First the rain, then the fog and finally the greatness.
Hooked in a nose-to-nose duel all the way around the track with his primary rival Good Magic, Kentucky Derby winner Justify held on to win the 143rd Preakness on Saturday and will head to the Belmont Stakes on June 9 with a chance to become horse racing’s 13th Triple Crown winner.
Unlike his romp through the Derby, Justify had to gut this one out in the slop, finally putting away from Good Magic in deep stretch but also having to hold off Bravazo, who charged late but came up a neck short. Tenfold was a fast-closing third.
Trainer Bob Baffert, who also trained 2015 Triple Crown winner American Pharoah, won his 14th classic race, tying D. Wayne Lukas for most all-time.
All week, the race shaped up as a coronation for Justify, who won the Kentucky Derby by a convincing 2 1/2 lengths and drew immediate comparisons to the likes of American Pharoah and Seattle Slew, the only horse to win the Triple Crown with an undefeated record.
That Justify, a unique physical specimen with blazing early speed, was able to win the Derby at all off just three career races in 77 days, was not only an impressive training feat by Baffert but a testament to the horse’s immense talent.
And for many bettors, who made Justify a massive 2-to-5 favorite at post time, there was an air of expectation that Justify would likely duplicate that effort in the Preakness against a smaller field and head to Belmont with a chance to win the Triple Crown, just as Baffert’s four previous Kentucky Derby winners had done.
But there were two big questions Justify had to answer at Pimlico. The first was whether a heel bruise that surfaced after the Derby was indeed a non-issue, as Baffert consistently maintained, or perhaps that kind of small physical problem that gets magnified under the grueling Triple Crown schedule. The second issue was whether Justify’s form might simply regress running for the fifth time in a 91-day span, a fairly heavy workload for horses in the modern era.

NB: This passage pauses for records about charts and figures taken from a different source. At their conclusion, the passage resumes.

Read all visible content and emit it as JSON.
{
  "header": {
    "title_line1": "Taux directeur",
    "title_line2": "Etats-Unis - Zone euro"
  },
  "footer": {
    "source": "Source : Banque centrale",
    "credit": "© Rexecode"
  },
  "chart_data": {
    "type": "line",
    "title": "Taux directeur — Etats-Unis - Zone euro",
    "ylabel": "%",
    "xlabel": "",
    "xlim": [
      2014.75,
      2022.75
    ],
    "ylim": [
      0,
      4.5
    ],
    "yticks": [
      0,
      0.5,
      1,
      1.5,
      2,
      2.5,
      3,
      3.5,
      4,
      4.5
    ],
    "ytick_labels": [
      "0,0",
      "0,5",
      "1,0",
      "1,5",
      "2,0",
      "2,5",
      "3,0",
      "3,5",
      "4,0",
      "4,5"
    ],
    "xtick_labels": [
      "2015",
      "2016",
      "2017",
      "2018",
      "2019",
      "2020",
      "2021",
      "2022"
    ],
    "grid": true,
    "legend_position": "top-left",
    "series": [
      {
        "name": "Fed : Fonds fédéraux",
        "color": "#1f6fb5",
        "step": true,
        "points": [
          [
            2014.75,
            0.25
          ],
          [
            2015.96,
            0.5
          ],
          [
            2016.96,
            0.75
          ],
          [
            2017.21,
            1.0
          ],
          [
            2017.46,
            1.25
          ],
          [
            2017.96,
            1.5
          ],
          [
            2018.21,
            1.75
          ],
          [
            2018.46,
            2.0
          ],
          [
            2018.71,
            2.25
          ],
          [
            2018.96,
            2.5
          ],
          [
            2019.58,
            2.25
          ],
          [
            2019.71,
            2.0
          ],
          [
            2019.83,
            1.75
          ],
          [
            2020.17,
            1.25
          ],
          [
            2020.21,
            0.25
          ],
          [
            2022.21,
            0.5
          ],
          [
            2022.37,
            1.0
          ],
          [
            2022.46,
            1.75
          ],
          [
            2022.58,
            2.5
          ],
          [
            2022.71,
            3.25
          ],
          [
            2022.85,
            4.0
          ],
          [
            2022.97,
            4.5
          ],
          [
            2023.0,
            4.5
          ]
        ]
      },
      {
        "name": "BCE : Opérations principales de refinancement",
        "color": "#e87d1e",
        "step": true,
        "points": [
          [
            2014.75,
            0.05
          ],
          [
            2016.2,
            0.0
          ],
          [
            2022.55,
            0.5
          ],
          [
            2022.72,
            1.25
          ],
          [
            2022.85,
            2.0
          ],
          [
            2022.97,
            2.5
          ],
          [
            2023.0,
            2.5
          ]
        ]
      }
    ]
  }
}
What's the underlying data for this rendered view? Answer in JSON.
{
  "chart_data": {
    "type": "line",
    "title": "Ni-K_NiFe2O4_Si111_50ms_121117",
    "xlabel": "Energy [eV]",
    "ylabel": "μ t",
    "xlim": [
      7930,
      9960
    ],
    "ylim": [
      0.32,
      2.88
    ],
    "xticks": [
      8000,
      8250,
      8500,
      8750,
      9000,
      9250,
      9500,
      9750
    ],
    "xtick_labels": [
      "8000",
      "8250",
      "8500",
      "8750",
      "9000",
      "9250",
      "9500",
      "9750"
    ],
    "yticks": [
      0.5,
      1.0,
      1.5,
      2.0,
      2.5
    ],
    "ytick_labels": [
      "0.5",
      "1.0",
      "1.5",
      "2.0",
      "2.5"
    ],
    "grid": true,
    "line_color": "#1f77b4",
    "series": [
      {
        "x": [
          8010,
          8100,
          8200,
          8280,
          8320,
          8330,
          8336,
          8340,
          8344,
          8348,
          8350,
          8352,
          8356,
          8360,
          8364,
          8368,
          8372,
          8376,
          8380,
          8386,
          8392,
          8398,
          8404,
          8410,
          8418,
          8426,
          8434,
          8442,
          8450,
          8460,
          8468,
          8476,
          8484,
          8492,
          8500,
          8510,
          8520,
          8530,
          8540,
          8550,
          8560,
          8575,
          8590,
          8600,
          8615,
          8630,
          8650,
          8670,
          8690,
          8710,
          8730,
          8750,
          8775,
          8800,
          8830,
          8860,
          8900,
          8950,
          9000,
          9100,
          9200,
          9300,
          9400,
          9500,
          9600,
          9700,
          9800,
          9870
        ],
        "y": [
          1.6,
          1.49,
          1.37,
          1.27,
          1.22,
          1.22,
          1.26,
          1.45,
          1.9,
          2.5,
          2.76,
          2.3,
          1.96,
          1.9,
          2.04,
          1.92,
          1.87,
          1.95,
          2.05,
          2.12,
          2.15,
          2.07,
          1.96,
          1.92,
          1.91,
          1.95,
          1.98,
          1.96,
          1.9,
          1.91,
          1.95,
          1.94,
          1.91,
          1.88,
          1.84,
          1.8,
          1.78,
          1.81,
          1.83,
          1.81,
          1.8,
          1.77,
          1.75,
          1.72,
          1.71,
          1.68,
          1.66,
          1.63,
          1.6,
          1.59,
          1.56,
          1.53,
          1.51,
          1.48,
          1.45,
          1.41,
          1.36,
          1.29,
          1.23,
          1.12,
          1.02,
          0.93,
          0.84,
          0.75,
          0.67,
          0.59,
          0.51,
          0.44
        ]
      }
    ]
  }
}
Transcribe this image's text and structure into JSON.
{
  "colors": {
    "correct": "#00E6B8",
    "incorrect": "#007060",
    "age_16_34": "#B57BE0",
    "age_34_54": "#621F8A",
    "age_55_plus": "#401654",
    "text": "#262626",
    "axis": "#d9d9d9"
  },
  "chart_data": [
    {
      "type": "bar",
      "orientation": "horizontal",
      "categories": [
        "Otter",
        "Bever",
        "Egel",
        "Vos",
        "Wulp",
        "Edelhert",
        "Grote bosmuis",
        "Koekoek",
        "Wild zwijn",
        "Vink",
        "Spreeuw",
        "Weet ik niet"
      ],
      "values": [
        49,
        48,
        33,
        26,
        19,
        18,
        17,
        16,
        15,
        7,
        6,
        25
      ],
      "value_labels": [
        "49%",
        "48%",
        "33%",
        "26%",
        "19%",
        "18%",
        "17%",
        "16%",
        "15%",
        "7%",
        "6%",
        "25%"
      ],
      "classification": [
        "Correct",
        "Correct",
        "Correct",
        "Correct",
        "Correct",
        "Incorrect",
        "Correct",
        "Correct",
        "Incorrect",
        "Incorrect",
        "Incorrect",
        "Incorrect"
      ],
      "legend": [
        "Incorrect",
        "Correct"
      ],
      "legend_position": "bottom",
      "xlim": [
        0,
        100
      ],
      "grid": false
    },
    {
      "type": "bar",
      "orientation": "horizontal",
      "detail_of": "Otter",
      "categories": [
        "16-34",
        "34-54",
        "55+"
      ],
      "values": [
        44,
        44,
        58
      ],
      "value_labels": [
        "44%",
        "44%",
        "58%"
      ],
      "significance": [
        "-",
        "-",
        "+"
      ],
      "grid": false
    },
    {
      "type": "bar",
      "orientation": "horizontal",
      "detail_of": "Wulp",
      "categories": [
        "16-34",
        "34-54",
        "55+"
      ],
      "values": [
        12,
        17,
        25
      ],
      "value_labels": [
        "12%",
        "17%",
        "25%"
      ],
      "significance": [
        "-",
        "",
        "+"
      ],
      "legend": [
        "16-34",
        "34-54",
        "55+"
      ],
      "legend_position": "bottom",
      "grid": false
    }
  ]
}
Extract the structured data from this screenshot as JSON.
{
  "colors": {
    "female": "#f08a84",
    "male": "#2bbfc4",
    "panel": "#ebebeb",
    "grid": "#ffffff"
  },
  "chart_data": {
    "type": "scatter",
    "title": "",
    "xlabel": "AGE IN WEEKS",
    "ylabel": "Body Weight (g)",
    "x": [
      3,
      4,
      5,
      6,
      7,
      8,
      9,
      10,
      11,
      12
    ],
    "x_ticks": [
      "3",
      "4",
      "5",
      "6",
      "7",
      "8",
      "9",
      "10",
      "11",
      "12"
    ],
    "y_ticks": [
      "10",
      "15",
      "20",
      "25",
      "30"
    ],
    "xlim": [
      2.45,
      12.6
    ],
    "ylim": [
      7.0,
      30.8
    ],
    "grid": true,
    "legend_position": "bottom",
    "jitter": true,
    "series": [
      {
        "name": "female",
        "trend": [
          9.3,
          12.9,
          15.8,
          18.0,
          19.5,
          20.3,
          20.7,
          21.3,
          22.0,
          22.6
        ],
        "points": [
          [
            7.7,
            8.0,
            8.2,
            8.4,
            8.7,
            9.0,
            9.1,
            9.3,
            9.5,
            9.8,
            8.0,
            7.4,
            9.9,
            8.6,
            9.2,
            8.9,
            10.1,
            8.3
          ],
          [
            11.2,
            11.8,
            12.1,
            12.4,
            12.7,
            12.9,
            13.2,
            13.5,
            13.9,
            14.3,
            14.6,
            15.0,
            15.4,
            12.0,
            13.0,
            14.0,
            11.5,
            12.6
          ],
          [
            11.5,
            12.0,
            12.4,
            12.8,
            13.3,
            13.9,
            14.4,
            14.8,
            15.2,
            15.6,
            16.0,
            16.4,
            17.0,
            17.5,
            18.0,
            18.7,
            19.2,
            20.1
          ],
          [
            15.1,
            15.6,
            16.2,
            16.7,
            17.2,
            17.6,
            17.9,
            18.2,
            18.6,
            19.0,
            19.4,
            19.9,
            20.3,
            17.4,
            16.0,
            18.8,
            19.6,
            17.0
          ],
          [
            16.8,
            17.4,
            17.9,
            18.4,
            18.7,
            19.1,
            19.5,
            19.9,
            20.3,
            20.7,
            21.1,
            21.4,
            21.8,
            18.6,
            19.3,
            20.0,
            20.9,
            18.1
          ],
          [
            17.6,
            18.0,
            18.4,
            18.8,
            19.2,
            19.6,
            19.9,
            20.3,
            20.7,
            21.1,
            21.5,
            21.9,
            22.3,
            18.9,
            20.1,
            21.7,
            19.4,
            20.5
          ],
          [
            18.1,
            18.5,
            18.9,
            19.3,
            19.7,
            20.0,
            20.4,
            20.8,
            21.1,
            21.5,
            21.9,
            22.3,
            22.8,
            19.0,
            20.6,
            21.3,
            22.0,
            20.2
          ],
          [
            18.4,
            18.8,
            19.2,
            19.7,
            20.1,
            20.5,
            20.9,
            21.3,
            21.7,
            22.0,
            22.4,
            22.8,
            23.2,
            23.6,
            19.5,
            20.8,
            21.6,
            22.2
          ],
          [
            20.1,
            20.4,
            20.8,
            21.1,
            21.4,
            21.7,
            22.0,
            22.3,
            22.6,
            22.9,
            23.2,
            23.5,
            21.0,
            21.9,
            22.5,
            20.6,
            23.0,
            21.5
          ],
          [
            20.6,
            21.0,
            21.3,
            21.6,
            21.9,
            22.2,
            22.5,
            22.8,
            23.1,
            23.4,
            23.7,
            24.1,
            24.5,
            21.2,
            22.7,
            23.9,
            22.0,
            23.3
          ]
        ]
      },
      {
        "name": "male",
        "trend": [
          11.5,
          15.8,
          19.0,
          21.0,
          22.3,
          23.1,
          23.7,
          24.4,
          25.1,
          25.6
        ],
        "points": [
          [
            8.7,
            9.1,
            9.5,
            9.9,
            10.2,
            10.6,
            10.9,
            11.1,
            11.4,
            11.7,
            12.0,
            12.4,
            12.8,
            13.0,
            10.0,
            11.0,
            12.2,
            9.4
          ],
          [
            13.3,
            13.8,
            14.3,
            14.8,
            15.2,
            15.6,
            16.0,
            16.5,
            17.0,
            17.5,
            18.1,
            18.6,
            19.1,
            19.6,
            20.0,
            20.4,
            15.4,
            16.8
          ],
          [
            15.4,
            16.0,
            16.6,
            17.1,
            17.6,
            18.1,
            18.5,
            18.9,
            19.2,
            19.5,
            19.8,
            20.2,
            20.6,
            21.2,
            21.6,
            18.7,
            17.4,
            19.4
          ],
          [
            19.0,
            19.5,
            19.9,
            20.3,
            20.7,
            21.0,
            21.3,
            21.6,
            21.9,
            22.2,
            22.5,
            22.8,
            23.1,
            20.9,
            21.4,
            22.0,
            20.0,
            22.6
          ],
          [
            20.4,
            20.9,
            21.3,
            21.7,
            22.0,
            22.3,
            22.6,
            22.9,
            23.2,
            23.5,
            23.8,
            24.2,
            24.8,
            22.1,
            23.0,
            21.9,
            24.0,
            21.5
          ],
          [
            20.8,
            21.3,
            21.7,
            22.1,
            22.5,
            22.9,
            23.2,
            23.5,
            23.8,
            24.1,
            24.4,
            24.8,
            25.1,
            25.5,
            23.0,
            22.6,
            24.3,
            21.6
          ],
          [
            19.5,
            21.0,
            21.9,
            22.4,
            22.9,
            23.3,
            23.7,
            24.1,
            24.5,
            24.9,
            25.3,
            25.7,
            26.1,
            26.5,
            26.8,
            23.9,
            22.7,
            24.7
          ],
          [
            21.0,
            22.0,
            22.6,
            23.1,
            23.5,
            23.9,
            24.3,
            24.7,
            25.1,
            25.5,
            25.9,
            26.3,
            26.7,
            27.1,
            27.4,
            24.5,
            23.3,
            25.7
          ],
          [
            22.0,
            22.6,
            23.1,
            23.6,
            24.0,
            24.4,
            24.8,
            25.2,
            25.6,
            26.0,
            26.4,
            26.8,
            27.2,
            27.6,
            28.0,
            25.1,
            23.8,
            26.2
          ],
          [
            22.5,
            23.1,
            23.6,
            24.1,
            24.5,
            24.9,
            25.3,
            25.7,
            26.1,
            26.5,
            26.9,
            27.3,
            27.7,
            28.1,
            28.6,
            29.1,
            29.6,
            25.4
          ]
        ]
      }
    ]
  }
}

Those possibilities inspired trainer Chad Brown to give Good Magic another chance after he ran a solid second in the Derby and for D. Wayne Lukas to believe Bravazo, after a troubled sixth in Louisville, could possibly serve as a spoiler in a smaller field. And, as always, the Preakness attracted some Triple Crown newcomers like Quip and Tenfold to see how they stacked up against a Derby winner.
Much like the Kentucky Derby two weeks ago, the Preakness was a dripping wet mess. A seemingly never-ending storm front dumped rain over the area for five straight days, which are particularly challenging conditions at a place like Pimlico, which is 143 years old and now the focus of a fight between its owners and the state of Maryland about whether the race will be moved to a more modern track just south of Baltimore or whether the local government will step up and spend hundreds of millions to rebuild Pimlico.
“We’ve got leaks everywhere, people sitting at tables and tiles falling out,” said Tim Ritvo, chief operating officer for the Stronach Group, which owns the track. “It’s a struggle like that because it’s important to us that the customer has a great experience, and it’s hard to do that in this facility.”
Still, the track said 134,487 people showed up Saturday, many of whom seemed to be enjoying the mosh pit of mud and modern music emanating from the infield without any regard for the racing conditions, which were awful.
The track was so wet, Pimlico was forced to move five of the six scheduled grass races Saturday to dirt and worked around-the-clock in the days leading up to the Preakness to drain water off the course so that it wouldn’t pool along the rail. Then, when the rain finally lifted on Saturday afternoon, it left a heavy fog in its place that made it practically impossible for fans to see the backstretch.
When the horses finally emerged into view, Justify had been through a full mile of a head-to-head duel with Good Magic, a battle that clearly tired both horses. Still, Justify had enough to win -- and now stands just 1 1/2 miles away from history.